Certain words create quintessentially English pictures in the minds eye and make a grown up feel all comfortably warm with pride don’t they? Examples include Concorde, The Flying Scotsman, Yorkshire pudding and Spitfire… go on.. say that last one again, but out loud – sounds great doesn’t it. Some years ago I was a Spitfire pilot I kid you not, but sadly, this one lacked the awesome power of the Supercharged Rolls Royce Merlin aero engine. Sadly, it also lacked the grace and unmistakable silhouette in the sky of R.J Mitchell`s legendary fighter plane, of course, we are talking about the Triumph Spitfire – but both were the dream of small boys.
Cutting a dash along the A428 towards St Neots was hardly comparable to soaring over St Hellier on another dog fight mission I guess, but I stood a much fairer chance of making it back to base before sunset. The car in question was an Inca yellow 1500 owned by the Father of a girlfriend I once new and it was very much a rolling restoration project – or in other words, a bit of a wreck. He was a reserved kind of man, very much the protective type and rightly so, but once he was aware of my love for his first born as well as his car, he dropped his guard somewhat and every spare moment I had was shared with either his daughter or his 1979 Triumph.
The Triumph Spitfire is a great little thing, of course there are constant reminders that it is after all a British car. The oil leaks on your driveway, the rev counter refuses to work without a provocative tap on the glass and the constant need for a nail file in the glovebox to clean the points would drive the owner of an SL Mercedes to insanity. In the crazy world of Triumph during the British Leyland era, all the aforementioned are both acceptable, very much fondly loved and we wouldn’t have it any other way. The old phrase ‘less is more’ certainly hits the spot – two seats, four wheels and 1500 cubic centimeters of Canley assembled fun is more than enough to tug at the heartstrings.

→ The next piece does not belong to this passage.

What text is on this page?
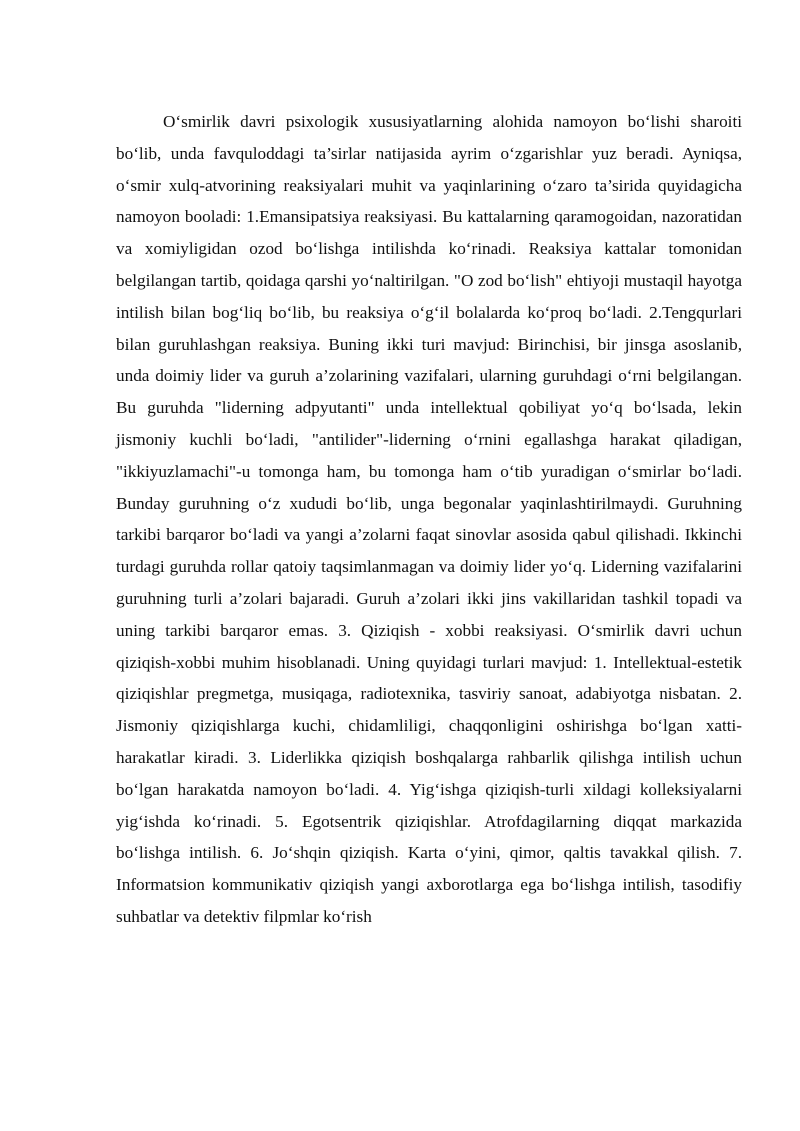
O‘smirlik davri psixologik xususiyatlarning alohida namoyon bo‘lishi sharoiti bo‘lib, unda favquloddagi ta’sirlar natijasida ayrim o‘zgarishlar yuz beradi. Ayniqsa, o‘smir xulq-atvorining reaksiyalari muhit va yaqinlarining o‘zaro ta’sirida quyidagicha namoyon booladi: 1.Emansipatsiya reaksiyasi. Bu kattalarning qaramogoidan, nazoratidan va xomiyligidan ozod bo‘lishga intilishda ko‘rinadi. Reaksiya kattalar tomonidan belgilangan tartib, qoidaga qarshi yo‘naltirilgan. "O zod bo‘lish" ehtiyoji mustaqil hayotga intilish bilan bog‘liq bo‘lib, bu reaksiya o‘g‘il bolalarda ko‘proq bo‘ladi. 2.Tengqurlari bilan guruhlashgan reaksiya. Buning ikki turi mavjud: Birinchisi, bir jinsga asoslanib, unda doimiy lider va guruh a’zolarining vazifalari, ularning guruhdagi o‘rni belgilangan. Bu guruhda "liderning adpyutanti" unda intellektual qobiliyat yo‘q bo‘lsada, lekin jismoniy kuchli bo‘ladi, "antilider"-liderning o‘rnini egallashga harakat qiladigan, "ikkiyuzlamachi"-u tomonga ham, bu tomonga ham o‘tib yuradigan o‘smirlar bo‘ladi. Bunday guruhning o‘z xududi bo‘lib, unga begonalar yaqinlashtirilmaydi. Guruhning tarkibi barqaror bo‘ladi va yangi a’zolarni faqat sinovlar asosida qabul qilishadi. Ikkinchi turdagi guruhda rollar qatoiy taqsimlanmagan va doimiy lider yo‘q. Liderning vazifalarini guruhning turli a’zolari bajaradi. Guruh a’zolari ikki jins vakillaridan tashkil topadi va uning tarkibi barqaror emas. 3. Qiziqish - xobbi reaksiyasi. O‘smirlik davri uchun qiziqish-xobbi muhim hisoblanadi. Uning quyidagi turlari mavjud: 1. Intellektual-estetik qiziqishlar pregmetga, musiqaga, radiotexnika, tasviriy sanoat, adabiyotga nisbatan. 2. Jismoniy qiziqishlarga kuchi, chidamliligi, chaqqonligini oshirishga bo‘lgan xatti-harakatlar kiradi. 3. Liderlikka qiziqish boshqalarga rahbarlik qilishga intilish uchun bo‘lgan harakatda namoyon bo‘ladi. 4. Yig‘ishga qiziqish-turli xildagi kolleksiyalarni yig‘ishda ko‘rinadi. 5. Egotsentrik qiziqishlar. Atrofdagilarning diqqat markazida bo‘lishga intilish. 6. Jo‘shqin qiziqish. Karta o‘yini, qimor, qaltis tavakkal qilish. 7. Informatsion kommunikativ qiziqish yangi axborotlarga ega bo‘lishga intilish, tasodifiy suhbatlar va detektiv filpmlar ko‘rish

Sliding and fidgeting into comfort behind that three spoke wheel poking out from a walnut trimmed fascia is enough to make you forgive the fact that the car is not even really that sporting. Even with twin carbs the engine can only just cough up 71bhp but there is a useful wedge of torque under 3000rpm and for a little pocket sized thing that weighs less the 800kgs, it feels like a lot more. With your backside not even 6 inches from the floor, everything seems to feel 6 times quicker and the ultra low tech transverse rear leaf and front wishbone suspension is remarkably effective in keeping you on the straight and narrow.
Do it yourself repairs and servicing is are simple as they come too, with the Spitfire being as advanced as soil, nothing really presents a problem if the little thing splutters to a stop without warning – which they do. But for me, the happy naughty puppy looks, plentiful parts availability and back to basics engineering are still enough to make me want one. The MG Midget may be a rival to the Spitfire, but the ever so slightly higher class look and feel of the Triumph Spitfire could just be the deciding factor should you be in the market for a cute, simple no frills two seater.